A confirmation of this apprehension emerged on Monday when Bosnia (which currently has a seat on the Council) announced that it would abstain from voting, which definitely would deny the Palestinians the chance for nine “Yes” votes, making an American veto appear unnecessary. The good news, however, is that no country has a veto at the UNESCO.
The US can withdraw funding and rave all it can, but the UNESCO decision suggests something ominous for it—it won’t be allowed to continue bullying others to suit its needs. Its one-sided approach to handling the Palestinian problem, which favors its ally (Israel), won’t solve the problem. Anybody who knows how the US has positioned itself will agree that the US is rather a part of the problem.
The vitriolic reaction from some quarters in the US alone is enough to confirm that the US won’t support anything that will give Palestine statehood or the opportunity to assert its independence. But those who are genuinely interested in levelling the playing field know better how to brush aside the US’ biased moves. The UNESCO decision is a clear demonstration of that genuine interest.
Other sources of funding for the UNESCO have to be sought to counteract this stranglehold by the US. As is already obvious, some discussions have been initiated to have Arab countries contribute more to UNESCO to make up the budget shortfall. The UNESCO has to streamline its own by-laws on funding to ensure that it benefits from such concessions.

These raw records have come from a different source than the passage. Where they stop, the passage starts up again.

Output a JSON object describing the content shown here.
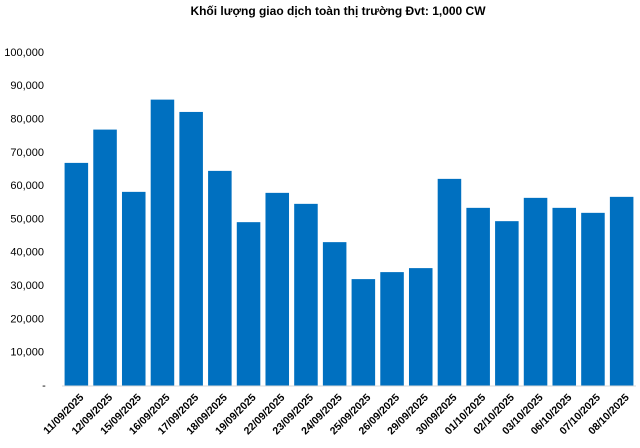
{
  "chart_data": {
    "type": "bar",
    "title": "Khối lượng giao dịch toàn thị trường Đvt: 1,000 CW",
    "categories": [
      "11/09/2025",
      "12/09/2025",
      "15/09/2025",
      "16/09/2025",
      "17/09/2025",
      "18/09/2025",
      "19/09/2025",
      "22/09/2025",
      "23/09/2025",
      "24/09/2025",
      "25/09/2025",
      "26/09/2025",
      "29/09/2025",
      "30/09/2025",
      "01/10/2025",
      "02/10/2025",
      "03/10/2025",
      "06/10/2025",
      "07/10/2025",
      "08/10/2025"
    ],
    "values": [
      67000,
      77000,
      58300,
      86000,
      82300,
      64600,
      49200,
      58000,
      54700,
      43200,
      32100,
      34200,
      35400,
      62200,
      53500,
      49500,
      56500,
      53500,
      52000,
      56800
    ],
    "color": "#0070c0",
    "ylim": [
      0,
      100000
    ],
    "yticks": [
      {
        "value": 0,
        "label": "-"
      },
      {
        "value": 10000,
        "label": "10,000"
      },
      {
        "value": 20000,
        "label": "20,000"
      },
      {
        "value": 30000,
        "label": "30,000"
      },
      {
        "value": 40000,
        "label": "40,000"
      },
      {
        "value": 50000,
        "label": "50,000"
      },
      {
        "value": 60000,
        "label": "60,000"
      },
      {
        "value": 70000,
        "label": "70,000"
      },
      {
        "value": 80000,
        "label": "80,000"
      },
      {
        "value": 90000,
        "label": "90,000"
      },
      {
        "value": 100000,
        "label": "100,000"
      }
    ],
    "grid": false
  }
}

Some particular by-laws that require that extra funds contributed to the organization cannot be used for its operating budget must be reviewed. It is only then that contributions from other sources can be channelled to needy sectors to sustain the UNESCO’s operations.

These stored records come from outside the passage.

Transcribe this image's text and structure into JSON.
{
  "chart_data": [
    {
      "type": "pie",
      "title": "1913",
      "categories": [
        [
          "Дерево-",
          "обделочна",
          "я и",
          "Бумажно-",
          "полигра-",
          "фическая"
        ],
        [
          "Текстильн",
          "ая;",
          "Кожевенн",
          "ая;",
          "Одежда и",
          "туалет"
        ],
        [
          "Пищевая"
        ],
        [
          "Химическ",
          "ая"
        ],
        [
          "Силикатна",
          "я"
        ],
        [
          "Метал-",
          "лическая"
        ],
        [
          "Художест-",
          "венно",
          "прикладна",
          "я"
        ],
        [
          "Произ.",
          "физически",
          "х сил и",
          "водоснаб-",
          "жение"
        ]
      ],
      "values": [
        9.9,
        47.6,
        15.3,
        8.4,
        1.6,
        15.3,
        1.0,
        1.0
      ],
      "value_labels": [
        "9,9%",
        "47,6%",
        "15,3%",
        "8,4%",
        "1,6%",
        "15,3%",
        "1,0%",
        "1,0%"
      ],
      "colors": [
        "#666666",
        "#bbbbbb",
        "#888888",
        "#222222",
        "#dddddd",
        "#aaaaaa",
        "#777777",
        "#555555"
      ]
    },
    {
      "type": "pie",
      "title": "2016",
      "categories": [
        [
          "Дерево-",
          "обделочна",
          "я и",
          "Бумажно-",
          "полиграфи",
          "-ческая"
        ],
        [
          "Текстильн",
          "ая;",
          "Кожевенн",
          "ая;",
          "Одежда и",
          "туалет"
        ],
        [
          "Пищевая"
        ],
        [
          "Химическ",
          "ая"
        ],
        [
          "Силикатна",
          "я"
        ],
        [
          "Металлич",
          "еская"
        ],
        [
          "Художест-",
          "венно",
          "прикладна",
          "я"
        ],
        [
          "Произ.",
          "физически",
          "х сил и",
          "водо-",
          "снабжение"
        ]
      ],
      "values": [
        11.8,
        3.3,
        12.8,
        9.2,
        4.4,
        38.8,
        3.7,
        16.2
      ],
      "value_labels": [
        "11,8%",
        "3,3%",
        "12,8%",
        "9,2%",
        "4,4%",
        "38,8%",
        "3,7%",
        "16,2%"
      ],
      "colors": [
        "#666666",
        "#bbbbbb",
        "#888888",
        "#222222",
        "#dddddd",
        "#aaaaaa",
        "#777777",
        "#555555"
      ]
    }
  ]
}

The genuine fears expressed by Ms. Bokova should prompt quick action by potential donors to support the UNESCO. Her concerns that “the universality and financial stability” of UNESCO would be jeopardized call for genuine commitment from all UNESCO member-states to support the organization.
In this sense, then, the UNESCO should continue to function despite the US and Israeli retributive action against it. The message is already clear that the UNESCO’s decision is well-intentioned and must be supported by all peace-lovers. The posture of MIGHT being right must give way to one of common sense and fellow-feeling to validate and protect our humanity. Palestine too has a “humanity” to protect.
One immediate measure that Israel may take to register its protest at UNESCO’s decision and to undermine or threaten the Palestinian cause is to expand its settlement infrastructural programme. Afraid that Palestine may lay claim to territories, Israel will quickly build settlements and establish its hold on lands likely to be of interest to Palestine.
Such acts in desperation will provoke confrontations and further shed innocent blood all in the name of hegemony. Whether such Israeli maneuvers will delay any action on Palestine’s clamour for statehood is yet to be seen; but the truth is that Palestine has gone too far in its quest to be deterred by such vain acts of intimidation.